At 3000 rpm unshrouded tube holders and hinges would act like a blower rotor and experience serious drag. All the high speed centrifuges I see have an aerodynamic shroud that spins with the tubes. Inertia is only a factor while accelerating the rotor up to speed. You would need some pretty sophisticated software calculate drag with reasonable accuracy. And in the end you still have to validate with testing.

 

[GregLocock]

Incidentally you should be working out a power (W), not energy (J)

Worst case - assume area is the length times the diameter of each tube, * no of tubes. Assume Cd=1

assume v= tip speed of tube

power=v^3*1/2*Cd*A*rho

If that is absurdly high (it should be) then find an equation for a fan.

Cheers

Greg Locock

Please see FAQ731-376 for tips on how to make the best use of Eng-Tips.

 

[btrueblood]

see thread378-196286

 

[Designmechman]

Sorry didnt get what aerodynamic shorouds are??

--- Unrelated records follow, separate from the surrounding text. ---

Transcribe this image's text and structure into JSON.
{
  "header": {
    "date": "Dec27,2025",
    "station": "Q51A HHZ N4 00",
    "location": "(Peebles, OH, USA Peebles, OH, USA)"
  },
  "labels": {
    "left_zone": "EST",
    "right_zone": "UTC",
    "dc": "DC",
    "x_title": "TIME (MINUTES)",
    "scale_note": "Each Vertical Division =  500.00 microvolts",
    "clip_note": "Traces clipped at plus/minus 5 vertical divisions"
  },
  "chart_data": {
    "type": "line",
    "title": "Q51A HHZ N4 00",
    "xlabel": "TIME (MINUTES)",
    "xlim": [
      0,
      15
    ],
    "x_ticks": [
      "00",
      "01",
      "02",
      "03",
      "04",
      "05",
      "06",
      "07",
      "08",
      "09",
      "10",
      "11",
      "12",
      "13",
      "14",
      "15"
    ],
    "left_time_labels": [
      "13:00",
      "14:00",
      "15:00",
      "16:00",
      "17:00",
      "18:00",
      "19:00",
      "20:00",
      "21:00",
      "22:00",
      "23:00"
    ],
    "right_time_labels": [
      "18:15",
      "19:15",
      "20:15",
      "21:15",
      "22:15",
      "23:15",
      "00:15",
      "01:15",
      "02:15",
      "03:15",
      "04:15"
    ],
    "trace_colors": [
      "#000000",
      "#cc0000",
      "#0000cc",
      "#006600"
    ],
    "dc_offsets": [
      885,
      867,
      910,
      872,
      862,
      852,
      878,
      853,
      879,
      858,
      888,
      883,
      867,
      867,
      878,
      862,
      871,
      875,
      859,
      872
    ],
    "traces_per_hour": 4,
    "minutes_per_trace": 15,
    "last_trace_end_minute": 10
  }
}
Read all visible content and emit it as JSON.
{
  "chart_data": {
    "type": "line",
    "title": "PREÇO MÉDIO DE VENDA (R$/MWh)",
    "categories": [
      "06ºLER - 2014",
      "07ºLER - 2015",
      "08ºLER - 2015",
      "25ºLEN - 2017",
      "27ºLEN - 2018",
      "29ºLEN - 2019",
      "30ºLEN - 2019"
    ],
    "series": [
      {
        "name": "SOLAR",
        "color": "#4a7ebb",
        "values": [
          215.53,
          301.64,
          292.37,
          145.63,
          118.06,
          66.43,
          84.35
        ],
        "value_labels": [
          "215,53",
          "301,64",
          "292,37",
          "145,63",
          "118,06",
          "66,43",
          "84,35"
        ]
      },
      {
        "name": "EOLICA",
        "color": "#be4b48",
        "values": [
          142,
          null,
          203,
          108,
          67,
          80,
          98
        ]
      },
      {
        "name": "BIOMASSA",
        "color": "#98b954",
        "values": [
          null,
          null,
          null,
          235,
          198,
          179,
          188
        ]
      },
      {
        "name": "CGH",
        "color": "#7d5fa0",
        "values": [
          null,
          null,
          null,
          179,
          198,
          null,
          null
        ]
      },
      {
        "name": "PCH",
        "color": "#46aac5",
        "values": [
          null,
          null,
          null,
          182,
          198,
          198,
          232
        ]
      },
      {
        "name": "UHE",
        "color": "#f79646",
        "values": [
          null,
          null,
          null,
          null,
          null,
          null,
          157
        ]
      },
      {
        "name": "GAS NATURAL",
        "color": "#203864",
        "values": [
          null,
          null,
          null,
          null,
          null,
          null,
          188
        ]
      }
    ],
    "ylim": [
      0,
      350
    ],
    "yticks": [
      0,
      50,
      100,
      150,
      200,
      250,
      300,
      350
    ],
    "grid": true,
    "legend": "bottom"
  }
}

Secondly I understand what your saying about the sofisticated software to study drag. Could I use Solidworks CosmosFlow works and tr maybe a CFD analysis??

To GregLocock, thanks for that formula but how can i get power when i know the torque and energy??

 

[btrueblood]

Follow the link posted above, and click on the link to the NASA paper there. The paper gives values for the moment coefficients for rotors (discs), cylinders (shafts) and propellors; not theoretical values, but experimental ones.

Forget about energy. The moment, or torque if you'd rather, to keep the rotor spinning at a given speed (against the resistance of air) is in units of N-m. You'll find equations to get a good estimate of the aero torque, for a shrouded rotor, from the link posted. A shroud is a smooth cover (think fairing, or cowling) surrounding your centrifuge wheel, to make it look more aerodynamic, more like a wheel and less like a fan.

In calculating the torque, you had to know the speed of your wheel. The rotational speed is in revolutions per minute, which you then convert to units of radians/sec, or 1/sec, by multiplying rpm by (2*pi/60).

Multiply torque by rotational speed, and the units are
N-m/sec, which is watts, i.e. Power = Torque x Rot. Speed